The complete amino acid sequence of rat liver CoA-dependent methylmalonate semialdehyde dehydrogenase, the enzyme responsible for the oxidative decarboxylation of malonate- and methylmalonate semialdehydes to acetyl- and propionyl-CoA in the distal portions of the valine and pyrimidine catabolic pathways, has been deduced from overlapping cDNAs obtained by screening a λgt11 library with nondegenerate oligonucleotide probes synthesized according to PCR-amplified portions coding for the N-terminal amino acid sequence of the enzyme. Although unique because of its requirement for coenzyme A, the methylmalonate semialdehyde dehydrogenase clearly belongs to the aldehyde dehydrogenase superfamily of enzymes. Quantitation of mRNA and protein levels indicates tissue-specific expression of methylmalonate semialdehyde dehydrogenase. A large increase in expression of methylmalonate semialdehyde dehydrogenase occurs during 3T3-L1 preadipocyte differentiation into adipocytes.

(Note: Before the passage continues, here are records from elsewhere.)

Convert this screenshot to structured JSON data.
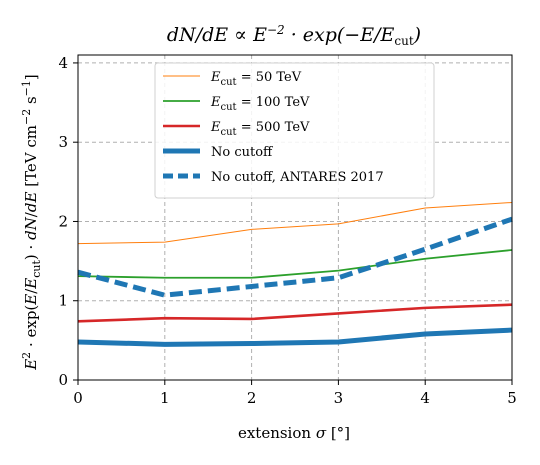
{
  "chart_data": {
    "type": "line",
    "title": "dN/dE ∝ E⁻² · exp(−E/E_cut)",
    "xlabel": "extension σ [°]",
    "ylabel": "E² · exp(E/E_cut) · dN/dE [TeV cm⁻² s⁻¹]",
    "x": [
      0,
      1,
      2,
      3,
      4,
      5
    ],
    "xlim": [
      0,
      5
    ],
    "ylim": [
      0,
      4.1
    ],
    "xticks": [
      "0",
      "1",
      "2",
      "3",
      "4",
      "5"
    ],
    "yticks": [
      "0",
      "1",
      "2",
      "3",
      "4"
    ],
    "grid": true,
    "grid_style": "dashed",
    "legend_position": "upper center",
    "series": [
      {
        "name": "E_cut = 50 TeV",
        "values": [
          1.72,
          1.74,
          1.9,
          1.97,
          2.17,
          2.24
        ],
        "color": "#ff7f0e",
        "width": "thin",
        "style": "solid"
      },
      {
        "name": "E_cut = 100 TeV",
        "values": [
          1.31,
          1.29,
          1.29,
          1.38,
          1.53,
          1.64
        ],
        "color": "#2ca02c",
        "width": "medium",
        "style": "solid"
      },
      {
        "name": "E_cut = 500 TeV",
        "values": [
          0.74,
          0.78,
          0.77,
          0.84,
          0.91,
          0.95
        ],
        "color": "#d62728",
        "width": "medium-thick",
        "style": "solid"
      },
      {
        "name": "No cutoff",
        "values": [
          0.48,
          0.45,
          0.46,
          0.48,
          0.58,
          0.63
        ],
        "color": "#1f77b4",
        "width": "thick",
        "style": "solid"
      },
      {
        "name": "No cutoff, ANTARES 2017",
        "values": [
          1.36,
          1.07,
          1.18,
          1.29,
          1.65,
          2.03
        ],
        "color": "#1f77b4",
        "width": "thick",
        "style": "dashed"
      }
    ]
  }
}
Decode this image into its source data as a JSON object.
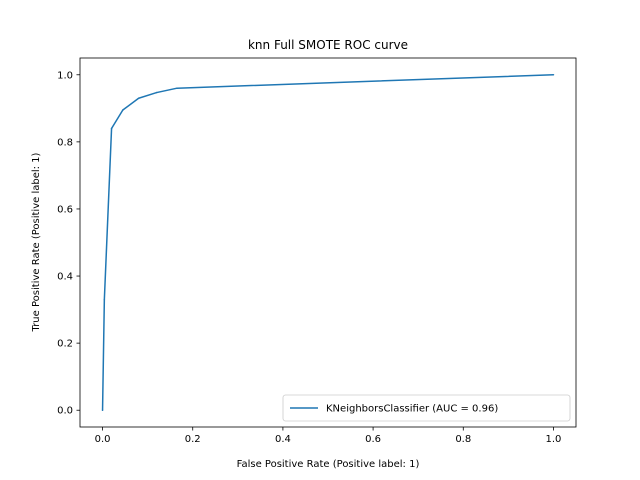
{
  "chart_data": {
    "type": "line",
    "title": "knn Full SMOTE ROC curve",
    "xlabel": "False Positive Rate (Positive label: 1)",
    "ylabel": "True Positive Rate (Positive label: 1)",
    "xlim": [
      -0.05,
      1.05
    ],
    "ylim": [
      -0.05,
      1.05
    ],
    "xticks": [
      "0.0",
      "0.2",
      "0.4",
      "0.6",
      "0.8",
      "1.0"
    ],
    "yticks": [
      "0.0",
      "0.2",
      "0.4",
      "0.6",
      "0.8",
      "1.0"
    ],
    "grid": false,
    "legend_position": "lower-right",
    "series": [
      {
        "name": "KNeighborsClassifier (AUC = 0.96)",
        "color": "#1f77b4",
        "x": [
          0.0,
          0.004,
          0.02,
          0.045,
          0.08,
          0.12,
          0.165,
          1.0
        ],
        "y": [
          0.0,
          0.33,
          0.84,
          0.895,
          0.93,
          0.947,
          0.96,
          1.0
        ]
      }
    ]
  }
}
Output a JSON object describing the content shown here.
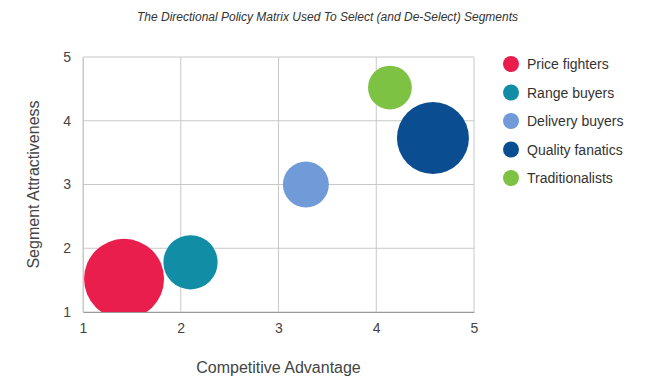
{
  "chart_data": {
    "type": "bubble",
    "title": "The Directional Policy Matrix Used To Select (and De-Select) Segments",
    "x_label": "Competitive Advantage",
    "y_label": "Segment Attractiveness",
    "xlim": [
      1,
      5
    ],
    "ylim": [
      1,
      5
    ],
    "xticks": [
      1,
      2,
      3,
      4,
      5
    ],
    "yticks": [
      1,
      2,
      3,
      4,
      5
    ],
    "grid": true,
    "legend": "right",
    "series": [
      {
        "name": "Price fighters",
        "color": "#e91e4d",
        "x": [
          1.42
        ],
        "values": [
          1.52
        ],
        "size": [
          100
        ]
      },
      {
        "name": "Range buyers",
        "color": "#118ea5",
        "x": [
          2.1
        ],
        "values": [
          1.78
        ],
        "size": [
          46
        ]
      },
      {
        "name": "Delivery buyers",
        "color": "#719bd8",
        "x": [
          3.28
        ],
        "values": [
          3.0
        ],
        "size": [
          33
        ]
      },
      {
        "name": "Quality fanatics",
        "color": "#0a4e91",
        "x": [
          4.58
        ],
        "values": [
          3.73
        ],
        "size": [
          81
        ]
      },
      {
        "name": "Traditionalists",
        "color": "#7dc243",
        "x": [
          4.14
        ],
        "values": [
          4.52
        ],
        "size": [
          30
        ]
      }
    ]
  }
}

The complete amino acid sequence of rat liver branched-chain α-ketoacid dehydrogenase kinase, the enzyme responsible for phosphorylation and inactivation of the branched-chain α-ketoacid dehydrogenase complex, was deduced from a cDNA cloned by a procedure similar to that described above for the methylmalonate semialdehyde dehydrogenase. Expression of the cDNA in E. coli yielded a protein that phosphorylated and inactivated the branched-chain α-ketoacid dehydrogenase complex. Very little sequence similarity between branched-chain α-ketoacid dehydrogenase kinase and other eukaryotic protein kinases could be identified. However, a high degree of similarity within subdomains characteristic of prokaryotic histidine protein kinases was apparent. Thus, this first mitochondrial protein kinase to be cloned appears closer, evolutionarily, to the prokaryotic histidine protein kinases than eukaryotic ser/thr protein kinases.